Due to the regional aspect, I bet we'll get nailed with entries after Aug 1!


----------



## gdgli (Aug 24, 2011)

Remember, lunch is included. Everyone gets a flyer. Pheasants for the land series. Shooting by the best gunners in the Northeast. All fresh birds, no stinky birds.

Repeat: ALL FRESH BIRDS, NO DEFROSTED BIRDS.

Entries close June 9. See Entry Express.


----------



## gdgli (Aug 24, 2011)

boomers_dawn said:


> SBGRC has lower Jr/Sr entries than I remember .. do you think this winter and the late start to being able to do water in our region has anything to do with it? I just feel personally my own isn't quite prepared enough just yet. It seems like we just started training again a month and a half ago. After doing nothing for 6 months.
> 
> Also it seems like truck and trailers of pro dogs running masters bring entries to Junior and Senior, but due to the regional aspect, I'm not sure every master test in our region is filling up this year.
> 
> Due to the regional aspect, I bet we'll get nailed with entries after Aug 1!


I think you're right.


----------



## hollyk (Feb 21, 2009)

boomers_dawn said:


> Due to the regional aspect, I bet we'll get nailed with entries after Aug 1!
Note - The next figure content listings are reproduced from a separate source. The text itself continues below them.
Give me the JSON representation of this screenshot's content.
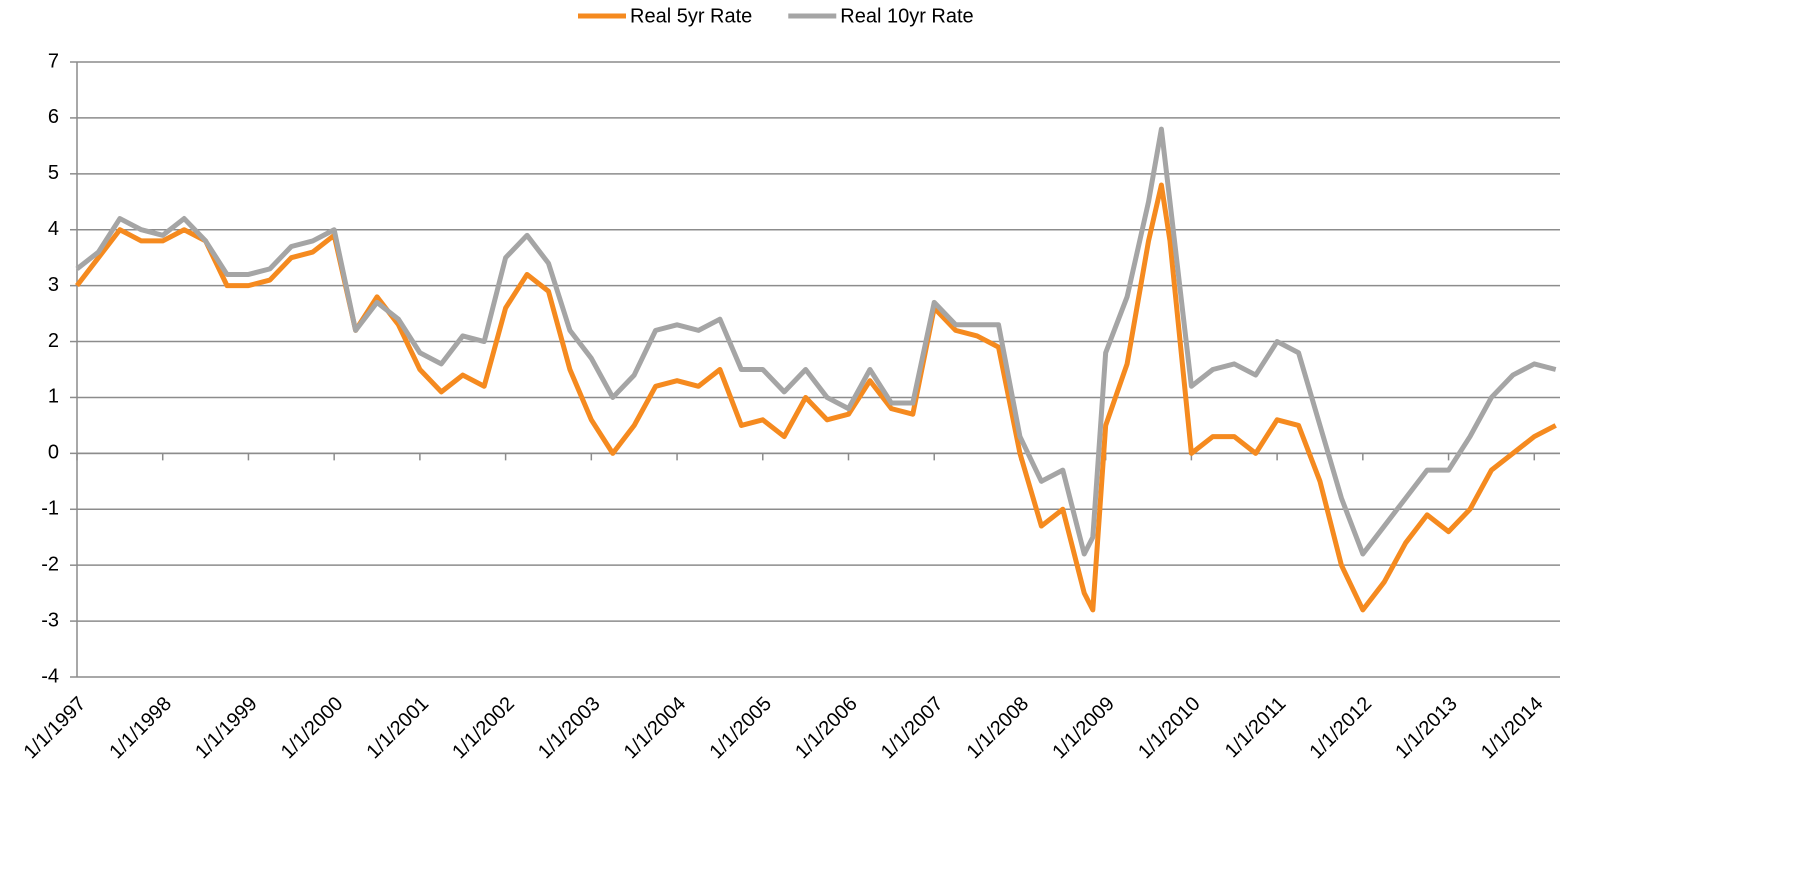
{
  "chart_data": {
    "type": "line",
    "x": [
      1997.0,
      1997.25,
      1997.5,
      1997.75,
      1998.0,
      1998.25,
      1998.5,
      1998.75,
      1999.0,
      1999.25,
      1999.5,
      1999.75,
      2000.0,
      2000.25,
      2000.5,
      2000.75,
      2001.0,
      2001.25,
      2001.5,
      2001.75,
      2002.0,
      2002.25,
      2002.5,
      2002.75,
      2003.0,
      2003.25,
      2003.5,
      2003.75,
      2004.0,
      2004.25,
      2004.5,
      2004.75,
      2005.0,
      2005.25,
      2005.5,
      2005.75,
      2006.0,
      2006.25,
      2006.5,
      2006.75,
      2007.0,
      2007.25,
      2007.5,
      2007.75,
      2008.0,
      2008.25,
      2008.5,
      2008.75,
      2008.85,
      2009.0,
      2009.25,
      2009.5,
      2009.65,
      2009.75,
      2010.0,
      2010.25,
      2010.5,
      2010.75,
      2011.0,
      2011.25,
      2011.5,
      2011.75,
      2012.0,
      2012.25,
      2012.5,
      2012.75,
      2013.0,
      2013.25,
      2013.5,
      2013.75,
      2014.0,
      2014.25
    ],
    "series": [
      {
        "name": "Real 5yr Rate",
        "color": "#f58a1f",
        "values": [
          3.0,
          3.5,
          4.0,
          3.8,
          3.8,
          4.0,
          3.8,
          3.0,
          3.0,
          3.1,
          3.5,
          3.6,
          3.9,
          2.2,
          2.8,
          2.3,
          1.5,
          1.1,
          1.4,
          1.2,
          2.6,
          3.2,
          2.9,
          1.5,
          0.6,
          0.0,
          0.5,
          1.2,
          1.3,
          1.2,
          1.5,
          0.5,
          0.6,
          0.3,
          1.0,
          0.6,
          0.7,
          1.3,
          0.8,
          0.7,
          2.6,
          2.2,
          2.1,
          1.9,
          0.0,
          -1.3,
          -1.0,
          -2.5,
          -2.8,
          0.5,
          1.6,
          3.8,
          4.8,
          3.8,
          0.0,
          0.3,
          0.3,
          0.0,
          0.6,
          0.5,
          -0.5,
          -2.0,
          -2.8,
          -2.3,
          -1.6,
          -1.1,
          -1.4,
          -1.0,
          -0.3,
          0.0,
          0.3,
          0.5
        ]
      },
      {
        "name": "Real 10yr Rate",
        "color": "#a5a5a5",
        "values": [
          3.3,
          3.6,
          4.2,
          4.0,
          3.9,
          4.2,
          3.8,
          3.2,
          3.2,
          3.3,
          3.7,
          3.8,
          4.0,
          2.2,
          2.7,
          2.4,
          1.8,
          1.6,
          2.1,
          2.0,
          3.5,
          3.9,
          3.4,
          2.2,
          1.7,
          1.0,
          1.4,
          2.2,
          2.3,
          2.2,
          2.4,
          1.5,
          1.5,
          1.1,
          1.5,
          1.0,
          0.8,
          1.5,
          0.9,
          0.9,
          2.7,
          2.3,
          2.3,
          2.3,
          0.3,
          -0.5,
          -0.3,
          -1.8,
          -1.5,
          1.8,
          2.8,
          4.5,
          5.8,
          4.5,
          1.2,
          1.5,
          1.6,
          1.4,
          2.0,
          1.8,
          0.5,
          -0.8,
          -1.8,
          -1.3,
          -0.8,
          -0.3,
          -0.3,
          0.3,
          1.0,
          1.4,
          1.6,
          1.5
        ]
      }
    ],
    "xlim": [
      1997,
      2014.3
    ],
    "xticks": [
      {
        "value": 1997,
        "label": "1/1/1997"
      },
      {
        "value": 1998,
        "label": "1/1/1998"
      },
      {
        "value": 1999,
        "label": "1/1/1999"
      },
      {
        "value": 2000,
        "label": "1/1/2000"
      },
      {
        "value": 2001,
        "label": "1/1/2001"
      },
      {
        "value": 2002,
        "label": "1/1/2002"
      },
      {
        "value": 2003,
        "label": "1/1/2003"
      },
      {
        "value": 2004,
        "label": "1/1/2004"
      },
      {
        "value": 2005,
        "label": "1/1/2005"
      },
      {
        "value": 2006,
        "label": "1/1/2006"
      },
      {
        "value": 2007,
        "label": "1/1/2007"
      },
      {
        "value": 2008,
        "label": "1/1/2008"
      },
      {
        "value": 2009,
        "label": "1/1/2009"
      },
      {
        "value": 2010,
        "label": "1/1/2010"
      },
      {
        "value": 2011,
        "label": "1/1/2011"
      },
      {
        "value": 2012,
        "label": "1/1/2012"
      },
      {
        "value": 2013,
        "label": "1/1/2013"
      },
      {
        "value": 2014,
        "label": "1/1/2014"
      }
    ],
    "ylim": [
      -4,
      7
    ],
    "yticks": [
      -4,
      -3,
      -2,
      -1,
      0,
      1,
      2,
      3,
      4,
      5,
      6,
      7
    ],
    "grid": true,
    "legend": "top"
  }
}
I'm hoping to have the reverse regional effect about the same time. 
I think people have started to qualify for Master so the numbers might ease a bit.


----------



## tpd5 (Nov 7, 2013)

boomers_dawn said:


> SBGRC has lower Jr/Sr entries than I remember .. do you think this winter and the late start to being able to do water in our region has anything to do with it? I just feel personally my own isn't quite prepared enough just yet. It seems like we just started training again a month and a half ago. After doing nothing for 6 months.
> 
> Also it seems like truck and trailers of pro dogs running masters bring entries to Junior and Senior, but due to the regional aspect, I'm not sure every master test in our region is filling up this year.
> 
> Due to the regional aspect, I bet we'll get nailed with entries after Aug 1!


We opened Yankee waterfowlers this week. The test is in August and filled up in about 3.5 hours. Colonial/lrcgb is the week before ours and will fill just as fast when posted. 
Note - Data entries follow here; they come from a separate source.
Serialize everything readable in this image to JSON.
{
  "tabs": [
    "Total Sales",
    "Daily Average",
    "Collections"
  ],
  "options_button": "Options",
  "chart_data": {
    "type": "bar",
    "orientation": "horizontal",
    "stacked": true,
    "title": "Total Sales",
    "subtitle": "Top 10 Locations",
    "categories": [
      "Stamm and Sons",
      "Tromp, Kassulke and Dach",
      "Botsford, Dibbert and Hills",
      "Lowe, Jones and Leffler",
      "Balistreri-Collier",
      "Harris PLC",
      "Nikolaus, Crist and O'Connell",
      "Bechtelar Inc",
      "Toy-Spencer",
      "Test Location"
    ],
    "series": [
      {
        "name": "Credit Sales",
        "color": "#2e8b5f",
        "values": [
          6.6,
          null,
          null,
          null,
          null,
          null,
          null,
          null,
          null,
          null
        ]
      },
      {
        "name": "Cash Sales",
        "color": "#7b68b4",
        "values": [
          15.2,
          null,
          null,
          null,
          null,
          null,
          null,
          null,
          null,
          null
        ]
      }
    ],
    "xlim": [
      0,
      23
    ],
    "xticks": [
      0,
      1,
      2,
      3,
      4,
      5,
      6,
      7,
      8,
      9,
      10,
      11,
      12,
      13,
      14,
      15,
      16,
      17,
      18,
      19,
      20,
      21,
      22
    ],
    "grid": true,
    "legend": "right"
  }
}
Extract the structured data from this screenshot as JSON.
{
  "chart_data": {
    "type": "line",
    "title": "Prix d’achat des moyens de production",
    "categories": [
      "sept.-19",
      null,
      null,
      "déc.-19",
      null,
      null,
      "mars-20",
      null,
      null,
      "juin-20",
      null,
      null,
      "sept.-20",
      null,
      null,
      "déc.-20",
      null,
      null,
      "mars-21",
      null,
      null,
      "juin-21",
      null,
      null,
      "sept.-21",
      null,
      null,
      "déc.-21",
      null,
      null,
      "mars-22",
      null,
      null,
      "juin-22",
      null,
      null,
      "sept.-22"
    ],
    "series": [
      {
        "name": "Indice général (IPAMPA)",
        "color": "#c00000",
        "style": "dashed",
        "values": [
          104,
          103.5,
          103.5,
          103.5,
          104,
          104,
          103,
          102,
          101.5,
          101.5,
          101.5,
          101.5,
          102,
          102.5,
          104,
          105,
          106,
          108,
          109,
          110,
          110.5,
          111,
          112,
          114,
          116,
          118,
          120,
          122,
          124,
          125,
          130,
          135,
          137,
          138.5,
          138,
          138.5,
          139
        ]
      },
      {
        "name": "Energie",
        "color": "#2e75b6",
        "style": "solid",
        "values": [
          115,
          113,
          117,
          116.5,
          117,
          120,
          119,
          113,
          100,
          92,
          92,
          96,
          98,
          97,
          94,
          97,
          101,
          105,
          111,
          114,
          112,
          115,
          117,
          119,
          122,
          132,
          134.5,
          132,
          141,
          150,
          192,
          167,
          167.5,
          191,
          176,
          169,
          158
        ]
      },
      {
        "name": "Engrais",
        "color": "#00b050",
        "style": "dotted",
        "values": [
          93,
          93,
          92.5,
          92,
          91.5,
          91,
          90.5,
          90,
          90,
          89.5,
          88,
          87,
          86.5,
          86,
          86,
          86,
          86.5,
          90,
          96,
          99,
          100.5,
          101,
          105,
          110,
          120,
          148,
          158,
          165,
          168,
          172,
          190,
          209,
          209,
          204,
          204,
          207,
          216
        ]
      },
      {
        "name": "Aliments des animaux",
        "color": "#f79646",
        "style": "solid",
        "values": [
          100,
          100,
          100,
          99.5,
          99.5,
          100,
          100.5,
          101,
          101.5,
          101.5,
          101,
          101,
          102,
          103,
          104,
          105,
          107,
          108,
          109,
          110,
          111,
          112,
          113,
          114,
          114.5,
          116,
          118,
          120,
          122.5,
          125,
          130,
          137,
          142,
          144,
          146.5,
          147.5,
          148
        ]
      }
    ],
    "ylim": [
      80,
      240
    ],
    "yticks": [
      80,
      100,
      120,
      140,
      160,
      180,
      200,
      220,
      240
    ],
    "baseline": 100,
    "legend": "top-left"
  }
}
As far as junior tests go, I expect southern berkshire will add some dogs. I have not registered yet but will be running. Shoreline added about 15 dogs over the last day or 2 before closing.


----------



## gdgli (Aug 24, 2011)

tpd5

Did you run your dog in any hunt tests this month? And if so, how did you do?


----------



## tpd5 (Nov 7, 2013)

Ran in Yankee waterfowlers hrc test last weekend. Passed both days. Start up akc tests next week.


----------



## gdgli (Aug 24, 2011)

Isn't that a title for you?


----------



## tpd5 (Nov 7, 2013)

The title was Saturday. Sunday I used as a training day and shot from the line myself.


----------



## gdgli (Aug 24, 2011)

Congratulations!!!

And smart use of time.


----------



## gdgli (Aug 24, 2011)

Reminder---entries close tonight.


----------



## gdgli (Aug 24, 2011)

Update:

We had two nice days of testing. The beautiful weather made this very nice weekend. And the judging was EXCELLENT! The lunch and refreshments for all made for a nice time.


----------